Jo treats her students like family. She is always working to get you to the next level as quickly and economically as possible, without compromising safety. But you definitely don’t move on until you’re ready. Before your checkride you’ll have to go up with Jo and she’ll be tough on you so be ready. I’ve always felt great about my decision for choosing Skywalker. You never feel like you are being ripped off. If you somehow have your own plane and only have to pay the hourly rate for the instructor you’ll save a lot of money on your training. Plane rental is the biggest expense.

It is hard to get your pilots license

It the business it’s not really called a license, it’s your Airmen Certificate. The FAA just doesn’t give out licenses to anyone. It takes a lot of hard work and dedication. If you’re not self motivated you’ll end up part of the 80% that never complete their training and pass the checkride.

How much does it cost?

I never worried too much about the cost. I knew ballmark what it would take but I knew I would be spreading training over a year so it wasn’t going to be a huge up hit to our checking acccount. You also just pay for when you fly at Skywalker which is so great. You can buy blocks of time and save a bit on the hourly rate also. Jo likes to start students in the Cessna 172 because it’s very easy to handle. It’s heavy so it handles bumps well and has large wings so it glides really well. Once you are proficient she’ll move you over to the Cessna 150 which is slightly more challenging to fly. The 150 does not glide as well so on final if you chop the power it will drop faster. It also has much less power, so if you get into a pickle and need to climb out fast, be prepared to need much more room to gain altitude (ask me how I know). The 150 is also a two seater and quite a bit smaller in the cabin so its less comfortable, but it is about $40 less per hour to rent! So as you build solo hours and practice checkride prep you can save quite a bit of money by flying the 150. I’ll probably end up with about 55 hours of training to get my license so times that by the plane rental cost ($100-$140) and instructor hourly rate of $45 and you have the cost. Many hours of that time are solo so you get a break by not being charged for instructor time. It’s not cheap to learn to fly but if you look up to the sky and dream about airplanes, it’s so worth it.

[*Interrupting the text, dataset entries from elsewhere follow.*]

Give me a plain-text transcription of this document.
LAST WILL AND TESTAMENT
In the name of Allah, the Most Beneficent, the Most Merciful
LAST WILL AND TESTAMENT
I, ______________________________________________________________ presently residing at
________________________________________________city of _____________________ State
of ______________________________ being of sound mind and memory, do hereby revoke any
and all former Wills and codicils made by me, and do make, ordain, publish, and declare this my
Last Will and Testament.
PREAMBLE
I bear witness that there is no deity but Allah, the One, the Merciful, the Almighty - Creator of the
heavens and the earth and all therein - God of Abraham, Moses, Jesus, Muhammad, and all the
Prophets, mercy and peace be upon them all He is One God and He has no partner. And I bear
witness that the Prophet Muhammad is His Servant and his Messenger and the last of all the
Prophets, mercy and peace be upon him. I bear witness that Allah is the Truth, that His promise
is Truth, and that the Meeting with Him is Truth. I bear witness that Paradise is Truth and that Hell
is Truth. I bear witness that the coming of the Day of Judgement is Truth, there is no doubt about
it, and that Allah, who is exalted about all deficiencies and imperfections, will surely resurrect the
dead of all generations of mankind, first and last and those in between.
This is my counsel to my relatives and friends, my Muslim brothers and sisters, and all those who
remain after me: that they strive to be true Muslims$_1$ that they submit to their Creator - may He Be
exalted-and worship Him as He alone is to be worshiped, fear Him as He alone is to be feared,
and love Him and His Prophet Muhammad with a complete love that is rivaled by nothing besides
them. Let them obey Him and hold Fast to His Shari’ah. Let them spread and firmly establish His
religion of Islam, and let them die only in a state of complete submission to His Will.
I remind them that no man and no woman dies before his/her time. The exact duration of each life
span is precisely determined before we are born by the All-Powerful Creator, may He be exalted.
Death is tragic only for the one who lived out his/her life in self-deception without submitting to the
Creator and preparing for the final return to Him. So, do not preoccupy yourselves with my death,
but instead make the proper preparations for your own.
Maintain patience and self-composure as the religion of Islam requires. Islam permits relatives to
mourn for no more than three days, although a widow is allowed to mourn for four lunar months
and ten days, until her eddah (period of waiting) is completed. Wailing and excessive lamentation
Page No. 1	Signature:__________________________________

I have grown to love the little 150

I spent so much time (close to 20 hours) in the 172 that I didn’t really want to switch. I reluctantly gave the 150 a try. At first I hated it. It got tossed around by the smallest amount of wind, it dropped out of the sky if you reduced power, it was more sensitive on the pitch, it was cramped and it had more limitations than the 172 like no forward slips with full flaps. But after logging a few hours I grew to love it. Now I like flying it more than the 172. The 172 is a pickup truck, and the 150 feels like that Escort you can whip around corners and have a ton of fun in. I still miss not getting tossed around so much by the smallest amount of wind but that’s about it. It’s also good preparation for flying my homebuilt which will closer to the weight of the 150 than the 172.